Le Tirailleur / Alain Bujak, Piero Macola


Couverture de l'album
    Alain Bujak est photographe. A la fin des années 2000, il a fait la rencontre d'Abdesslem El Bachir, un vieil homme digne qui vivait dans le foyer Adoma de Dreux (ex-Sonacotra). Petit-à-petit, Abdesslem a commencé à lui raconter sa vie. Comment vers l'âge de 15 ans, il est devenu tirailleur marocain sans avoir compris pourquoi. Alors petit berger des montagnes de Taza, il rencontre un copain à la ville où il est venu chercher un bidon de pétrole pour les lampes de la famille. Nadim lui propose d'aller voir les camions des militaires français stationnés sur la place du village de Taza. A l'époque personne n'avait encore vu un camion en vrai ! C'est comme ça que les militaires les ont enrôlés tous les deux, en les faisant monter dans le camion qu'ils étaient train d'observer. Mais Abdesslem est impressionné par l'uniforme qu'on lui a donné, l'organisation du camp, le drapeau, les équipements... Alors il ne dit rien quand on lui annonce qu'il a signé pour quatre ans, parce que le sultan Sidi Mohammed Ben Youssef a lancé un appel solennel : « Nous étions liés à [la France] dans les temps de tranquillité et d'opulence et il est juste que nous soyons à ses côtés dans l'épreuve qu'elle traverse et d'où elle sortira, nous en sommes convaincus, glorieuse et grandie. »

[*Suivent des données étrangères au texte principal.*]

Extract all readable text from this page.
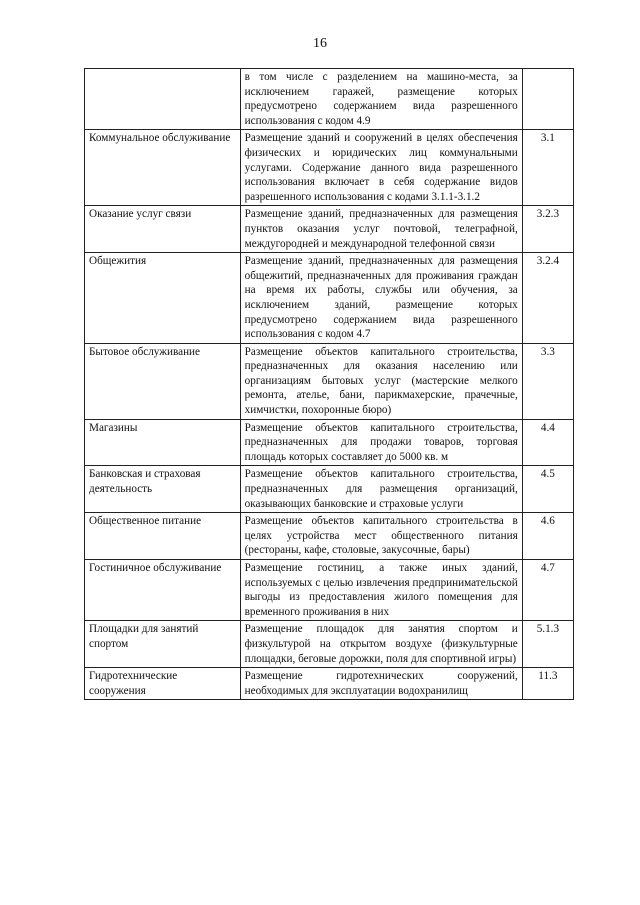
16
	в том числе с разделением на машино-места, за исключением гаражей, размещение которых предусмотрено содержанием вида разрешенного использования с кодом 4.9	
Коммунальное обслуживание	Размещение зданий и сооружений в целях обеспечения физических и юридических лиц коммунальными услугами. Содержание данного вида разрешенного использования включает в себя содержание видов разрешенного использования с кодами 3.1.1-3.1.2	3.1
Оказание услуг связи	Размещение зданий, предназначенных для размещения пунктов оказания услуг почтовой, телеграфной, междугородней и международной телефонной связи	3.2.3
Общежития	Размещение зданий, предназначенных для размещения общежитий, предназначенных для проживания граждан на время их работы, службы или обучения, за исключением зданий, размещение которых предусмотрено содержанием вида разрешенного использования с кодом 4.7	3.2.4
Бытовое обслуживание	Размещение объектов капитального строительства, предназначенных для оказания населению или организациям бытовых услуг (мастерские мелкого ремонта, ателье, бани, парикмахерские, прачечные, химчистки, похоронные бюро)	3.3
Магазины	Размещение объектов капитального строительства, предназначенных для продажи товаров, торговая площадь которых составляет до 5000 кв. м	4.4
Банковская и страховая деятельность	Размещение объектов капитального строительства, предназначенных для размещения организаций, оказывающих банковские и страховые услуги	4.5
Общественное питание	Размещение объектов капитального строительства в целях устройства мест общественного питания (рестораны, кафе, столовые, закусочные, бары)	4.6
Гостиничное обслуживание	Размещение гостиниц, а также иных зданий, используемых с целью извлечения предпринимательской выгоды из предоставления жилого помещения для временного проживания в них	4.7
Площадки для занятий спортом	Размещение площадок для занятия спортом и физкультурой на открытом воздухе (физкультурные площадки, беговые дорожки, поля для спортивной игры)	5.1.3
Гидротехнические сооружения	Размещение гидротехнических сооружений, необходимых для эксплуатации водохранилищ	11.3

    C'est comme ça, comme par fatalité, qu'Abdesslem et ses camarades seront mobilisés en octobre 1939, puis lâchés par leurs supérieurs après l'Armistice, avec pour seule consigne surréaliste de rejoindre Marseille pour être rapatriés au Maroc sans s'être fait prendre par les Allemands... Comme ça encore qu'il sera parqué dans un camp pour les prisonniers de couleur, parce que les nazis ne voulaient pas d'eux sur le sol allemand. Comme ça que de retour à Taza il recevra la consigne de se battre contre les Américains débarqués au Maroc, puis renvoyé en Italie pour libérer les forts de montagne permettant d'ouvrir la voie vers Rome, et lâché dans la jungle en Indochine, entre tirs isolés des Viêt-Minh, scorpions et dysentrie.

« Moi, j'avais terminé mes quatre ans. Je voulais juste rentrer à la maison. Mais personne ne m'a demandé mon avis. Un officier m'a informé qu'on allait partir au combat et que j'étais engagé pour quatre ans de plus. »

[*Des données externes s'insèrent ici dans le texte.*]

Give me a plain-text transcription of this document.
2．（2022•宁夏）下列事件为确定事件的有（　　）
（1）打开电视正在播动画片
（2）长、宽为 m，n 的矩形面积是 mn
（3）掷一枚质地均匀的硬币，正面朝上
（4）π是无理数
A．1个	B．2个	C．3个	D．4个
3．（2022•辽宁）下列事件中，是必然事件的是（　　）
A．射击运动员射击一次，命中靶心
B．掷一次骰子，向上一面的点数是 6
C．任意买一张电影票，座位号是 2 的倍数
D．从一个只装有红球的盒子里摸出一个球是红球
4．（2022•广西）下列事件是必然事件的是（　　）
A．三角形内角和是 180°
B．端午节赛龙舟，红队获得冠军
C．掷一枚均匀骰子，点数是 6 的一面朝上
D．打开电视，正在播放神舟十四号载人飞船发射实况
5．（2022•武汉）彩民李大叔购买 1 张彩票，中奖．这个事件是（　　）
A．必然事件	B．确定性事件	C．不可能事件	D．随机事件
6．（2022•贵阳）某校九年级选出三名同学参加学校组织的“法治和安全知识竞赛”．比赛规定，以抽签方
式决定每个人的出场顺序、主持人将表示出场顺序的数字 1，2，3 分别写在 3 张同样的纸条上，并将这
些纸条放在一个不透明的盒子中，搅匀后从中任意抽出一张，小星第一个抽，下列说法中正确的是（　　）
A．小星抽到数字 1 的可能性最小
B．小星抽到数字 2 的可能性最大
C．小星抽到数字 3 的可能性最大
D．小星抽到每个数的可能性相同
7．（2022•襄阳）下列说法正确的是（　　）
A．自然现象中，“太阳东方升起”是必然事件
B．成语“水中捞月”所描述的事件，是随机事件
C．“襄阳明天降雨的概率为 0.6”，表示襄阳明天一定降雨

    Sénégalais ou Marocains, les tirailleurs seront les oubliés de l'armée française. C'est pour ça qu'Alain a rencontré Abdesslem à Adoma : pour avoir droit à une allocation vieillesse, il faut résider au moins neuf mois par an en France. Logique quand on a sa vie entre Fès et Taza, une femme, des enfants et des petits-enfants qui ont passé une partie de leur existence à vous attendre... Le récit d'Abdesslem, mis en mots par Alain Bujak, est porté par les dessins pleins de douceur et de pudeur de Piero Macola, qui tisse un univers sensible autour du vieil homme et de ses souvenirs. Il est complété par les photographies d'Alain Bujak, qui a fait le voyage au Maroc pour retrouver Abdesslem auprès des siens. Ce volet est une conclusion et un contrepoint au récit, qui clôt l'injustice faite à cet homme et à ses camarades par la France. Un travail de mémoire utile, à proposer en lycées.





Références :
Le tirailleur / Alain Bujak, Piero Macola. Futuropolis, 2014. 19 €. 978-2-7548-0892-7.